The hepatotoxicity of penicillic acid (PA), a carcinogenic mycotoxin, was substantiated by a variety of hepatic functional tests. Involvement of an active metabolite as the toxic species was proposed. The toxicity of PA was dependent on the route of administration with intraperitoneal (ip) being the most toxic followed by intravenous (iv) and oral. This difference in toxicity was explained by the kinetic data for PA if liver were assumed to be the site of activation. One‐, 2‐ and 3‐compartment open models were proposed to fit the plasma parent compound concentration after oral, ip, and iv administration of PA. Liver, kidneys, heart, lungs and spleen contained more radioactivity than brain, fat and muscle after [ 14 C] ‐ PA administration.

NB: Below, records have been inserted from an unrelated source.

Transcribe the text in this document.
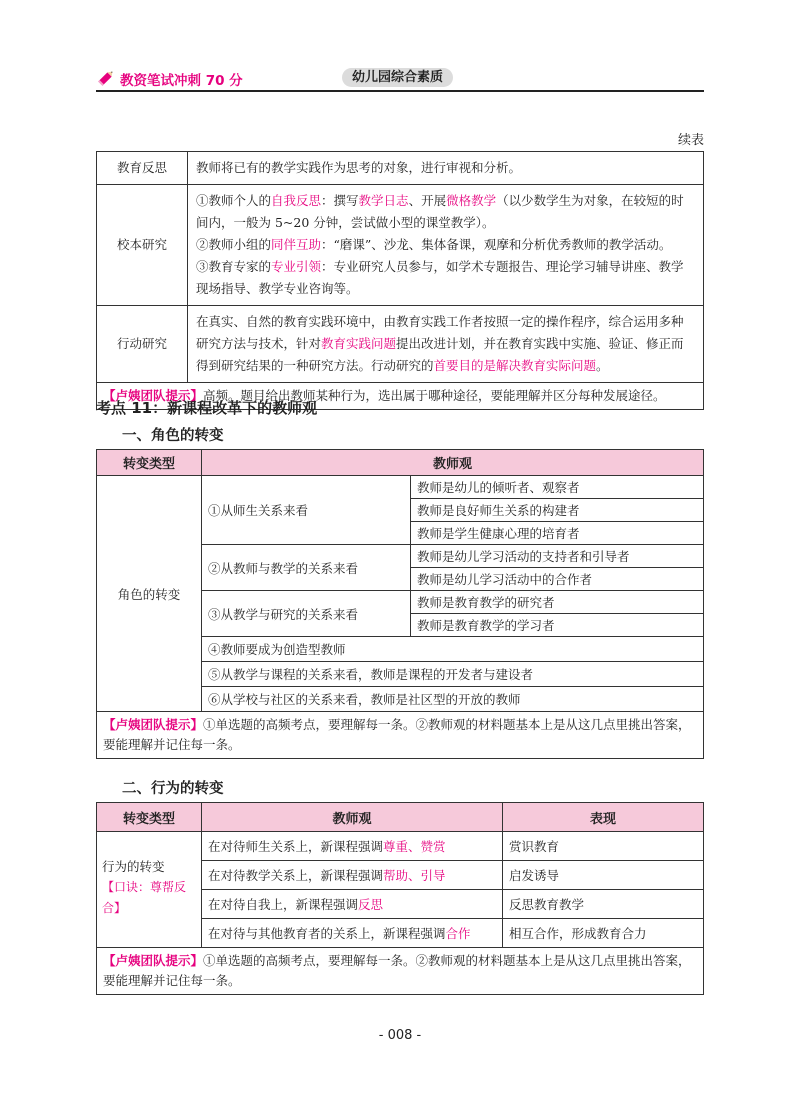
教资笔试冲刺 70 分	幼儿园综合素质
续表
教育反思	教师将已有的教学实践作为思考的对象，进行审视和分析。
校本研究	①教师个人的自我反思：撰写教学日志、开展微格教学（以少数学生为对象，在较短的时间内，一般为 5~20 分钟，尝试做小型的课堂教学）。
②教师小组的同伴互助：“磨课”、沙龙、集体备课，观摩和分析优秀教师的教学活动。
③教育专家的专业引领：专业研究人员参与，如学术专题报告、理论学习辅导讲座、教学现场指导、教学专业咨询等。

行动研究	在真实、自然的教育实践环境中，由教育实践工作者按照一定的操作程序，综合运用多种研究方法与技术，针对教育实践问题提出改进计划，并在教育实践中实施、验证、修正而得到研究结果的一种研究方法。行动研究的首要目的是解决教育实际问题。
【卢姨团队提示】高频。题目给出教师某种行为，选出属于哪种途径，要能理解并区分每种发展途径。	
考点 11：新课程改革下的教师观
一、角色的转变
转变类型	教师观	
角色的转变	①从师生关系来看	教师是幼儿的倾听者、观察者
		教师是良好师生关系的构建者
		教师是学生健康心理的培育者
	②从教师与教学的关系来看	教师是幼儿学习活动的支持者和引导者
		教师是幼儿学习活动中的合作者
	③从教学与研究的关系来看	教师是教育教学的研究者
		教师是教育教学的学习者
	④教师要成为创造型教师	
	⑤从教学与课程的关系来看，教师是课程的开发者与建设者	
	⑥从学校与社区的关系来看，教师是社区型的开放的教师	
【卢姨团队提示】①单选题的高频考点，要理解每一条。②教师观的材料题基本上是从这几点里挑出答案，要能理解并记住每一条。		
二、行为的转变
转变类型	教师观	表现

行为的转变
【口诀：尊帮反合】	在对待师生关系上，新课程强调尊重、赞赏	赏识教育
	在对待教学关系上，新课程强调帮助、引导	启发诱导
	在对待自我上，新课程强调反思	反思教育教学
	在对待与其他教育者的关系上，新课程强调合作	相互合作，形成教育合力
【卢姨团队提示】①单选题的高频考点，要理解每一条。②教师观的材料题基本上是从这几点里挑出答案，要能理解并记住每一条。		
- 008 -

Only a fraction of the radioactivity in the blood was detected as the parent compound. Most of the recovered radioactivity in the kidneys and liver was in the cytosol fraction. [ 14 C]PA was readily metabolized in the liver. The metabolites were excreted in the bile and effectively cleared by the kidneys. Fecal and respiratory CO 2 were minor excretory routes. Over 90% of the urinary and 99% of the biliary metabolites were not extracted with polar organic solvents. Three water‐soluble metabolites (derived from GSH or cysteine) were resolved by HPLC in urine and bile. About 10% of the urinary metabolites were detected as glucuronide conjugates. These data supported the hypothesis that an active metabolite which can be detoxified by GSH is involved in the toxicity of PA.